Well, quite clearly if ${\displaystyle b_{4}\neq 0}$ this system has no solutions, but if ${\displaystyle b_{4}=0}$ it has solutions no matter what ${\displaystyle b_{1}}$, ${\displaystyle b_{2}}$ and ${\displaystyle b_{3}}$ are. Finally, for any given values of ${\displaystyle b_{1}}$, ${\displaystyle b_{2}}$ and ${\displaystyle b_{3}}$ we can choose the values of ${\displaystyle x_{3}}$ and ${\displaystyle x_{5}}$ (the variables corresponding the columns containing no pivots) as we please, and then get solutions by setting the "pivotal variables" in terms of the non-pivotal ones as follows: ${\displaystyle x_{1}=b_{1}+4x_{3}+6x_{5}}$, ${\displaystyle x_{2}=b_{2}-2x_{3}+2x_{5}}$ and ${\displaystyle x_{4}=b_{3}-2x_{5}}$.

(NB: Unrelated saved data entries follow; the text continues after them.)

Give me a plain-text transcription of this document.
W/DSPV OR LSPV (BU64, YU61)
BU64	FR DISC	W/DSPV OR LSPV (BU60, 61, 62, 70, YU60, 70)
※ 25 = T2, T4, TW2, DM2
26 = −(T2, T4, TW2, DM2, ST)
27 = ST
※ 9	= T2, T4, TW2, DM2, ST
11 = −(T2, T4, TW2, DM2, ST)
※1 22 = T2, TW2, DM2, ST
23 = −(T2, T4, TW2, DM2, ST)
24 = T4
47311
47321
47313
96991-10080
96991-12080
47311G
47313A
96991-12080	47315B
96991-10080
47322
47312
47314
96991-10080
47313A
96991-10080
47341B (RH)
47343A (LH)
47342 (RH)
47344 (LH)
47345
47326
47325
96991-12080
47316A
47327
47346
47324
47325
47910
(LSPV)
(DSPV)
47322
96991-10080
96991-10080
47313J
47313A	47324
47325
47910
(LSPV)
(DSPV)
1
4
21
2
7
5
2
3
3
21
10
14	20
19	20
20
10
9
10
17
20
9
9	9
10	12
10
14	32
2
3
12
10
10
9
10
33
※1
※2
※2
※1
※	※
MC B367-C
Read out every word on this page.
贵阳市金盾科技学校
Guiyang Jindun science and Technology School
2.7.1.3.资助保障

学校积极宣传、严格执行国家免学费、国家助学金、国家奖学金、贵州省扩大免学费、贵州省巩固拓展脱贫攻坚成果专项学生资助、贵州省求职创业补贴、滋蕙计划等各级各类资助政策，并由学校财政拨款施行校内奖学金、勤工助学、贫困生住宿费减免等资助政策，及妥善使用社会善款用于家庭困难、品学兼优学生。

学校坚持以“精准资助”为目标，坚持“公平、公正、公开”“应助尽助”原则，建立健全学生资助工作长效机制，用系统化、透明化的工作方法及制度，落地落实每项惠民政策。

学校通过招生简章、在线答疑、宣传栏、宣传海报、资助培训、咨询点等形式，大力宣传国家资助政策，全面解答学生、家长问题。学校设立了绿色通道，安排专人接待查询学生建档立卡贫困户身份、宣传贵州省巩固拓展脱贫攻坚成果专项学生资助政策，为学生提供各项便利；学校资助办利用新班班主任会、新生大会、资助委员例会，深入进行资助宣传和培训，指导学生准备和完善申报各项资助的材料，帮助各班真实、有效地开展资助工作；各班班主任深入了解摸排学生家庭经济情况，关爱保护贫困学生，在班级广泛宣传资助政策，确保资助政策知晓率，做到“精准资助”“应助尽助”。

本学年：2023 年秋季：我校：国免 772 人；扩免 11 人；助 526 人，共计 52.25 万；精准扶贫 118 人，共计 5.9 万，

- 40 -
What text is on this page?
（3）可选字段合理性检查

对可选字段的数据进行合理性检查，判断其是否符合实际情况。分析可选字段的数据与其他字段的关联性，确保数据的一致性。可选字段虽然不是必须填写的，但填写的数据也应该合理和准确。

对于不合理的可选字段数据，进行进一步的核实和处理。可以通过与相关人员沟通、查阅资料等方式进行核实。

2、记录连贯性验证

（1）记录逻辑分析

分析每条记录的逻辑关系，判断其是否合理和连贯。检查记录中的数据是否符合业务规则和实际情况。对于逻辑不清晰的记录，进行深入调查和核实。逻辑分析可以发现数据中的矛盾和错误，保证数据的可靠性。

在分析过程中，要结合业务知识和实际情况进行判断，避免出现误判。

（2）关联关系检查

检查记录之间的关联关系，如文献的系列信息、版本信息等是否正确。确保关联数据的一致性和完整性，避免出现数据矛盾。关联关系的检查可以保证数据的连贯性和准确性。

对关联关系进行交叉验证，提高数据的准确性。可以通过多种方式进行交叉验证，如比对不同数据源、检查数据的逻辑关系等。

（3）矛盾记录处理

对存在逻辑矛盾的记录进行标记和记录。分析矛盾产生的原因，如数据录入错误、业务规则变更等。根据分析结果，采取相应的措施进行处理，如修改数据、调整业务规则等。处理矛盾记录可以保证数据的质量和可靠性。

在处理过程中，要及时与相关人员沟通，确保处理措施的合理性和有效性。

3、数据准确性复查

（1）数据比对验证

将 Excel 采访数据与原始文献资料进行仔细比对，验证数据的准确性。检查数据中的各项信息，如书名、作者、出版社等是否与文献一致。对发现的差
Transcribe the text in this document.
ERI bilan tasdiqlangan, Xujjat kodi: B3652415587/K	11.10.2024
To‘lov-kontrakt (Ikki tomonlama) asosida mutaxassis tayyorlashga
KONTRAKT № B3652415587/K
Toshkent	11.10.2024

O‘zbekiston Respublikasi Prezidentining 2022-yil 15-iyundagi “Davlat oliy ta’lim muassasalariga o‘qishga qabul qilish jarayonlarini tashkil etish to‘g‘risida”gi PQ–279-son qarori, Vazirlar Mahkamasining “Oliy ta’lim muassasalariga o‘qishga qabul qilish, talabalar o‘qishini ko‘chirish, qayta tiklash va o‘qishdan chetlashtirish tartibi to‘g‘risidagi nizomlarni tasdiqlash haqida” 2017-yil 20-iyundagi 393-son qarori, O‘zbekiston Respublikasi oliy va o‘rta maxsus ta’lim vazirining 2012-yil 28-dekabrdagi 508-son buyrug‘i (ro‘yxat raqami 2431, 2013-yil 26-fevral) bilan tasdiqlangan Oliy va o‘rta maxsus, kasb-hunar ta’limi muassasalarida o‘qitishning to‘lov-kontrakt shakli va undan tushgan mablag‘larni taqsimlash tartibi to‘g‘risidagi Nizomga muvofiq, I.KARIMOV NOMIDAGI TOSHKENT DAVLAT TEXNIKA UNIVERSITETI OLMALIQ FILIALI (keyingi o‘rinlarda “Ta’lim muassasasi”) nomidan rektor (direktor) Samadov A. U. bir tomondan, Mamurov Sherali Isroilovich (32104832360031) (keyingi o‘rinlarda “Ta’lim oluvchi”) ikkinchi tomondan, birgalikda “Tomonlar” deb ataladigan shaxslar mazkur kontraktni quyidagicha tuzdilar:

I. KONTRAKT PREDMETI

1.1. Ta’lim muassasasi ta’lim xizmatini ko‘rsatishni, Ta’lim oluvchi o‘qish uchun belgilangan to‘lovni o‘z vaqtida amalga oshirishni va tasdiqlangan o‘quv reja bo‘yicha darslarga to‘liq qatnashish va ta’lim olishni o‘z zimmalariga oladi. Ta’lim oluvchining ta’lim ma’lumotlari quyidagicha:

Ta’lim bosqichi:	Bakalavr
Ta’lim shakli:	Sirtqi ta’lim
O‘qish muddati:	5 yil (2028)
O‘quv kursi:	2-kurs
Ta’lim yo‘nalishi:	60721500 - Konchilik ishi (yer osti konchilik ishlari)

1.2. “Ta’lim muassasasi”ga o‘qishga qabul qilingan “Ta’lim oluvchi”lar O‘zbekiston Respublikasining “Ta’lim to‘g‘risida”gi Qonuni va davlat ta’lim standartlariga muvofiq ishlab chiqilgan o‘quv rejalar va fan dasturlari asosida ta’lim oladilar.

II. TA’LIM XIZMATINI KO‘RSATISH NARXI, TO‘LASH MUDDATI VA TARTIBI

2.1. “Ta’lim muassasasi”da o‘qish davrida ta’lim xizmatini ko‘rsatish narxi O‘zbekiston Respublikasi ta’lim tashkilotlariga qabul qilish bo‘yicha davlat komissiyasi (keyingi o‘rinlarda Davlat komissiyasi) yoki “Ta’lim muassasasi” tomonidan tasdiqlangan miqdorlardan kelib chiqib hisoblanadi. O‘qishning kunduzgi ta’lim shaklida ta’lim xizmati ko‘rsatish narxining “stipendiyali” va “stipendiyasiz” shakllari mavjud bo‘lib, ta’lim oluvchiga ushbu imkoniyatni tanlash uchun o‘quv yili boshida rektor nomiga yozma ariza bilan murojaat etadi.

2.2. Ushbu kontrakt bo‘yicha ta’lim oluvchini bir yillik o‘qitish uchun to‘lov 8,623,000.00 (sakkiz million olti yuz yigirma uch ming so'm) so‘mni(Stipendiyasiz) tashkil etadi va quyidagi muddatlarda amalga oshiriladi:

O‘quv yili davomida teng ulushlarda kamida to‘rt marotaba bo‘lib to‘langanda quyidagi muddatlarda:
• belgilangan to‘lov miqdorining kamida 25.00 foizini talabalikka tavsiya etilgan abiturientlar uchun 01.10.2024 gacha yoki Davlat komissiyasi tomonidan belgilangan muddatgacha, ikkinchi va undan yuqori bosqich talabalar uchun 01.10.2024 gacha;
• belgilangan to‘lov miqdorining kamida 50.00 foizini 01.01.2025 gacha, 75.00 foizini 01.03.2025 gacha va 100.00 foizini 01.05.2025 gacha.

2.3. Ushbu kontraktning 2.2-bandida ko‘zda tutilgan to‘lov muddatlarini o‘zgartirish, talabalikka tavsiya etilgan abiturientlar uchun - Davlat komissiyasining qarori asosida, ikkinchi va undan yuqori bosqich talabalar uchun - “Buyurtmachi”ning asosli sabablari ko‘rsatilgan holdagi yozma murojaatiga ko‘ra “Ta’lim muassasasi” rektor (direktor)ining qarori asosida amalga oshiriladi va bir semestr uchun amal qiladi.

What about the system corresponding to ${\displaystyle A_{1}}$? It is

${\displaystyle {\begin{pmatrix}1&3&2&4&2\\0&1&2&3&4\\0&0&0&1&2\\0&0&0&0&0\end{pmatrix}}{\begin{pmatrix}x_{1}\\x_{2}\\x_{3}\\x_{4}\\x_{5}\end{pmatrix}}={\begin{pmatrix}b_{1}\\b_{2}\\b_{3}\\b_{4}\end{pmatrix}}}$ or
 ${\displaystyle x_{1}}$ ${\displaystyle +3x_{2}}$ ${\displaystyle +2x_{3}}$ ${\displaystyle +4x_{4}}$ ${\displaystyle +2x_{5}}$ ${\displaystyle =}$ ${\displaystyle b_{1}}$ ${\displaystyle x_{2}}$ ${\displaystyle +2x_{3}}$ ${\displaystyle +3x_{4}}$ ${\displaystyle +4x_{5}}$ ${\displaystyle =}$ ${\displaystyle b_{2}}$ ${\displaystyle x_{4}}$ ${\displaystyle +2x_{5}}$ ${\displaystyle =}$ ${\displaystyle b_{3}}$ ${\displaystyle 0}$ ${\displaystyle =}$ ${\displaystyle b_{4}}$

Here too we have solutions iff ${\displaystyle b_{4}=0}$, and if ${\displaystyle b_{4}=0}$, we have the freedom to choose the non-pivotal variables ${\displaystyle x_{3}}$ and ${\displaystyle x_{5}}$ as we please. But now the formulas for fixing the pivotal variables ${\displaystyle x_{1}}$, ${\displaystyle x_{2}}$ and ${\displaystyle x_{4}}$ in terms of the non-pivotal ones are a bit harder.